Rival Armed Groups Fight Over Territorial Dispute in Myanmar’s Shan State
By The Irrawaddy 1 July 2021
Two rival ethnic Shan armed groups, the Shan State Progress Party (SSPP) and the Restoration Council of Shan State (RCSS), have been fighting over a territorial dispute for a month in mountains in Kyethi Township, southern Shan State.
Both were formed to seek greater autonomy in Shan State with the RCSS based in the south and the SSPP in the north of the sprawling state.
RCSS information officer Major Kham San told The Irrawaddy on Wednesday: “The two sides are still fighting. Clashes broke out along the Lwel Hun mountain range between Kyethi and Mongnaung on June 1 and have continued for a month. The RCSS has occupied the mountains for a long time and the SSPP attacked us. The fighting is fierce.”
The Lwel Hun mountains on the Kyethi-Mongnaung road are about 16km from the SSPP headquarters in Wanhai, Mong Hsu Township. The RCSS built a camp in the mountains.
“They fired artillery from the village. We are just defending ourselves. The fighting is intense. When it rains, they halt the attacks and bring reinforcements. Then they attack elsewhere. They are using thousands of troops,” said Maj Kham San.
Although the RCSS claimed its troops have long been based in Lwel Hun, the SSPP said the mountains are in its territory and attacking to retake their land.
SSPP information officer Major Sai Phone Han said: “From Lwel Hun they can shoot at Wanhai. Lwel Hun is over 200 miles from the [RCSS] headquarters in Loi Tai Leng but it is around 10 miles from our headquarters. It is close. We are not invading them. They can attack us anytime. We have to consider our security.”
The RCSS occupied Lwel Hun while Myanmar’s military and the SSPP were battling in Mong Hsu and Kyethi townships in 2017 and has been attempting to exert control over mountain villages, forcing the SSPP to push them back, said the major.
The RCSS signed the Nationwide Ceasefire Agreement with President Thein Sein’s quasi-civilian government in 2015.
Shan political organizations and influential monks have made several unsuccessful attempts to settle territorial disputes between the two revolutionary groups.

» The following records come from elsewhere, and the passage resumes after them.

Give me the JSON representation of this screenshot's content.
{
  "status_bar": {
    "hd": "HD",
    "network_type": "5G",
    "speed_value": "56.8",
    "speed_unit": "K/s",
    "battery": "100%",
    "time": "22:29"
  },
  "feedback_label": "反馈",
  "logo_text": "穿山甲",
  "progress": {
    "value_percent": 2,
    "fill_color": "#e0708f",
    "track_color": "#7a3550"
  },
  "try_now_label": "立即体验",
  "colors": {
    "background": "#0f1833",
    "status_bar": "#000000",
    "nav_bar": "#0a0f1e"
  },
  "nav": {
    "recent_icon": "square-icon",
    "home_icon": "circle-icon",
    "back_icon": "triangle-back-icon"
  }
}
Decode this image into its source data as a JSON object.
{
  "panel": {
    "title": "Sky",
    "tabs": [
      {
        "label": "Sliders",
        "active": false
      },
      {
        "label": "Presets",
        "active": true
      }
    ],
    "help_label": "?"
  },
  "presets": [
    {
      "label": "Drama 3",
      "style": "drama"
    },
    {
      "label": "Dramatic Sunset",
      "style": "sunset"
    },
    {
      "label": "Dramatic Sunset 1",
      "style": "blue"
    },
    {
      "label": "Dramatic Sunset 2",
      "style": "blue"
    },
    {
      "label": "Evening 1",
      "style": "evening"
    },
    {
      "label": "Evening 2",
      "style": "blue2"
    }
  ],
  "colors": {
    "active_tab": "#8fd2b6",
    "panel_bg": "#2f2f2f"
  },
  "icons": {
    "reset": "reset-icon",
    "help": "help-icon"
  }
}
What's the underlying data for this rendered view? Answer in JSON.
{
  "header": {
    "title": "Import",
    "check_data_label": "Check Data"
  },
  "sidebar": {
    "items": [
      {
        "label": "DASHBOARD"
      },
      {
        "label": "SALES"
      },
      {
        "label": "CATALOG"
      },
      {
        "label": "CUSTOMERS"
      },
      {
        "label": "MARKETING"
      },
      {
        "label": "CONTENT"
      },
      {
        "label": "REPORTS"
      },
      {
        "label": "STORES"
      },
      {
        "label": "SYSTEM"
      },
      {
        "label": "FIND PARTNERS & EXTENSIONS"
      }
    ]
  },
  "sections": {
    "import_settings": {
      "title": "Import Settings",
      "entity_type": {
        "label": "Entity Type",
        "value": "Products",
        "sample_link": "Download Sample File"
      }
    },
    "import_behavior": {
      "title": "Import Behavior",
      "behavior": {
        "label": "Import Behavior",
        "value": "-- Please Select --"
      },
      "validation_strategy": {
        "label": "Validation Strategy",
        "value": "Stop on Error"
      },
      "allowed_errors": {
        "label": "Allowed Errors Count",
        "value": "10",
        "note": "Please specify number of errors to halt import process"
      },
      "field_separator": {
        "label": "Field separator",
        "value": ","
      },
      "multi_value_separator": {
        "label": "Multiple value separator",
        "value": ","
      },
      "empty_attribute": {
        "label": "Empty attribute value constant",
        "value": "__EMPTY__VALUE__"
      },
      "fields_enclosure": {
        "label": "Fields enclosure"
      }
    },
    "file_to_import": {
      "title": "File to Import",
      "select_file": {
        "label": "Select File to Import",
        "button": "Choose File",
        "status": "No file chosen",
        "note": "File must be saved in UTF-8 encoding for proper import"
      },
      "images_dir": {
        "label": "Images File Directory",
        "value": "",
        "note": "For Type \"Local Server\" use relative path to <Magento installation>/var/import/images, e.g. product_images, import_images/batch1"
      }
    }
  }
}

“They are not just invading us but are attempting to wipe us out. We have strong evidence,” said Maj Sai Phone Han. The RCSS and SSPP said they are the only two groups fighting in Lwel Hun but residents said the United Wa State Army (UWSA) is fighting alongside the SSPP.
Hundreds of UWSA troops have arrived in Lwel Hun, according to villagers. The UWSA is based on the west of the Salween River and the SSPP on the east. The two are publicly allies with strong ties.
The Irrawaddy was unable to reach the UWSA for a comment.
More than 1,000 residents have been forced from their homes in the Lwel Hun mountains. The United Nations Office for the Coordination of Humanitarian Affairs reported on June 24 that around 1,660 civilians had recently been displaced in Kyethi and Mongkaing townships by the clashes.